Ce samedi 1er août, 147 coureuses prennent le départ du Tour de France Femmes à Lausanne, en Suisse. Parmi elles, sept viennent d’ici : Isère, Haute-Savoie, Ardèche, Drôme, Auvergne. Des grimpeuses pour la plupart, formées dans les cols de la région, qui s’apprêtent à disputer neuf étapes jusqu’à Nice le 9 août. Sept filles de chez nous, engagées dans la course qui compte le plus.
La plus jeune s’appelle Célia Géry. Elle a 20 ans, elle est née à Annonay, en Ardèche. Cette saison, elle a décroché le titre de championne de France sur route à La Tour-du-Pin, en Isère, et remporté une étape sur le Giro d’Italie. Samedi, elle portera le maillot tricolore pour son premier Tour de France Femmes, sous les couleurs de FDJ United-Suez. Une entrée en scène qui fait plaisir à voir.
À ses côtés, Julie Bego, née à Bourgoin-Jallieu, alignée par Cofidis. La grimpeuse iséroise aura pour coéquipière Ema Comte, de Saint-Julien-en-Genevois, en Haute-Savoie, qui découvre elle aussi la Grande Boucle. Toutes deux tenteront de se glisser dans les échappées, sur un parcours qui traverse la Suisse puis plonge vers le Sud.

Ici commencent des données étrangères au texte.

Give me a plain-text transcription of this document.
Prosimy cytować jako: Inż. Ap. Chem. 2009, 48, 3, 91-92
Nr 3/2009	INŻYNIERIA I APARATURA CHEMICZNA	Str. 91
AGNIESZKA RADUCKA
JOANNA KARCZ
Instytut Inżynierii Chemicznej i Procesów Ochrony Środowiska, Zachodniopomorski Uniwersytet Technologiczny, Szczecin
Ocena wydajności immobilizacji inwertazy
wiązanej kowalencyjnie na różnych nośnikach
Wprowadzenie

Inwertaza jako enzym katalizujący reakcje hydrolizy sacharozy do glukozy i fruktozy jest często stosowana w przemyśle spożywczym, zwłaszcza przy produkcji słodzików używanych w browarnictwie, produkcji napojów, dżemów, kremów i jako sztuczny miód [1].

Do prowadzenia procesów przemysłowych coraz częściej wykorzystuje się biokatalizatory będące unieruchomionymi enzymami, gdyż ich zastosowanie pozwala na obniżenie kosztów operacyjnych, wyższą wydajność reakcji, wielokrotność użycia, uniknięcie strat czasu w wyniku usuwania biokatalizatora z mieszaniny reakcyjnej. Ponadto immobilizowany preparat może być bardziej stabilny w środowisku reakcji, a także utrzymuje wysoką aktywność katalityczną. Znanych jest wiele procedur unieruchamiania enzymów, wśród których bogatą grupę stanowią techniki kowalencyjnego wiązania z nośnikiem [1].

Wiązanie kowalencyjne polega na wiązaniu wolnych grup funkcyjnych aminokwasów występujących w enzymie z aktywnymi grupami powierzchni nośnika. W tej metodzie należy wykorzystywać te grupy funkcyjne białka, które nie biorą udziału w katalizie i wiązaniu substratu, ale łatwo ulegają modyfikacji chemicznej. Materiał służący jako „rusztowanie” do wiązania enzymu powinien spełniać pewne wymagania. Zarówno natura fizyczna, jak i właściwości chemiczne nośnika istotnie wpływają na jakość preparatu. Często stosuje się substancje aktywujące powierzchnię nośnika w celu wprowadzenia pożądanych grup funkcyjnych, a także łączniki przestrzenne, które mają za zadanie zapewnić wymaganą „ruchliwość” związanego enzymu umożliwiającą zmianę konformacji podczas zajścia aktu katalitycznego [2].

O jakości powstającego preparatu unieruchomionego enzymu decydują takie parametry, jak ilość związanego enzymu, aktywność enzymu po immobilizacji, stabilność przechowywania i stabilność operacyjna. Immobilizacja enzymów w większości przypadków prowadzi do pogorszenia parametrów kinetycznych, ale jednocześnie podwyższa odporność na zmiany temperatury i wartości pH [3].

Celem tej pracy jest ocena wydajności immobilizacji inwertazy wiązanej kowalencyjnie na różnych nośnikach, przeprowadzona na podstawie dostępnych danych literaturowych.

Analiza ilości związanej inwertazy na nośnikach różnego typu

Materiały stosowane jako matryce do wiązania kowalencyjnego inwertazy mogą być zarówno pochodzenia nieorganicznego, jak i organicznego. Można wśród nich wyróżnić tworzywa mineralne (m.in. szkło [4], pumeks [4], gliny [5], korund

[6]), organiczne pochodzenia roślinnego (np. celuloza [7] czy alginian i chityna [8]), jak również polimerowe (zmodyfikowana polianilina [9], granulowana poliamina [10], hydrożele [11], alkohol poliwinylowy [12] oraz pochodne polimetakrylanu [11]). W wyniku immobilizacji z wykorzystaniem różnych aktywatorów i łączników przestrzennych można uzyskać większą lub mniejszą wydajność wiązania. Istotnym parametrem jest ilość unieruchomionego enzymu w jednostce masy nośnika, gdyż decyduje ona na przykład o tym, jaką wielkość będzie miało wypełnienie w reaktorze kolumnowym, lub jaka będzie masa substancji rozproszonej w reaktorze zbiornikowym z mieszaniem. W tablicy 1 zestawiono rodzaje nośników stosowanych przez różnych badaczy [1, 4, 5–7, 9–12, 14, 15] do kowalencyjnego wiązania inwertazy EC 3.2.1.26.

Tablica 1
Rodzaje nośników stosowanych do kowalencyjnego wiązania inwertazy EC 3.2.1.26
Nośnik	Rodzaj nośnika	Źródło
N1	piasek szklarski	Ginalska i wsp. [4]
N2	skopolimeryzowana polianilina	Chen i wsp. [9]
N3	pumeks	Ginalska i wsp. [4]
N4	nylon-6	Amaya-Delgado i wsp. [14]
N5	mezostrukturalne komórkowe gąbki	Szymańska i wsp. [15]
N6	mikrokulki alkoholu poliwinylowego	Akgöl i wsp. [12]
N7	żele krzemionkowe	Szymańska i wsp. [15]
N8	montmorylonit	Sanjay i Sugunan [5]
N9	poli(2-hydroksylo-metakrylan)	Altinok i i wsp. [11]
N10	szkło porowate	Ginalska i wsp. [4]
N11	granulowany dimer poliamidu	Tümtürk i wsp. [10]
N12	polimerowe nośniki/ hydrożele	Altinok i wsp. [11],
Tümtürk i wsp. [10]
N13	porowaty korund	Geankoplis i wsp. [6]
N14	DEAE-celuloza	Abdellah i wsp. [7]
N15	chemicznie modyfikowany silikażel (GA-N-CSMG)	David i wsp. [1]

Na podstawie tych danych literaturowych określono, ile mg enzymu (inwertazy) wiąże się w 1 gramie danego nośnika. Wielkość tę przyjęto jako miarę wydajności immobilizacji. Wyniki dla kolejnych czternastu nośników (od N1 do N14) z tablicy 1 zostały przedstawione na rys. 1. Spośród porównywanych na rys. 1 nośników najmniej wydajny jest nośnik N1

Clémence Latimier, de Saint-Martin-d’Hères, en embuscade
Autre Iséroise engagée, Clémence Latimier, née à Saint-Martin-d’Hères. Elle dispute son deuxième Tour de France Femmes avec l’équipe Ma Petite Entreprise, après un mois de juin prometteur ponctué par une quatrième place sur le Tour des Pyrénées[1]. La grimpeuse arrive avec des ambitions affûtées. Elle courra aux côtés d’Océane Mahé, 24 ans, originaire de Haute-Savoie, et de Laura Asencio, 28 ans, Drômoise.
Morgane Coston, originaire d’Auvergne, complète le contingent régional. À 35 ans, elle s’apprête à vivre son quatrième Tour de France Femmes, après des participations en 2022, 2023 et 2025. L’expérience de la formation Ma Petite Entreprise, dans une équipe jeune qui monte en puissance.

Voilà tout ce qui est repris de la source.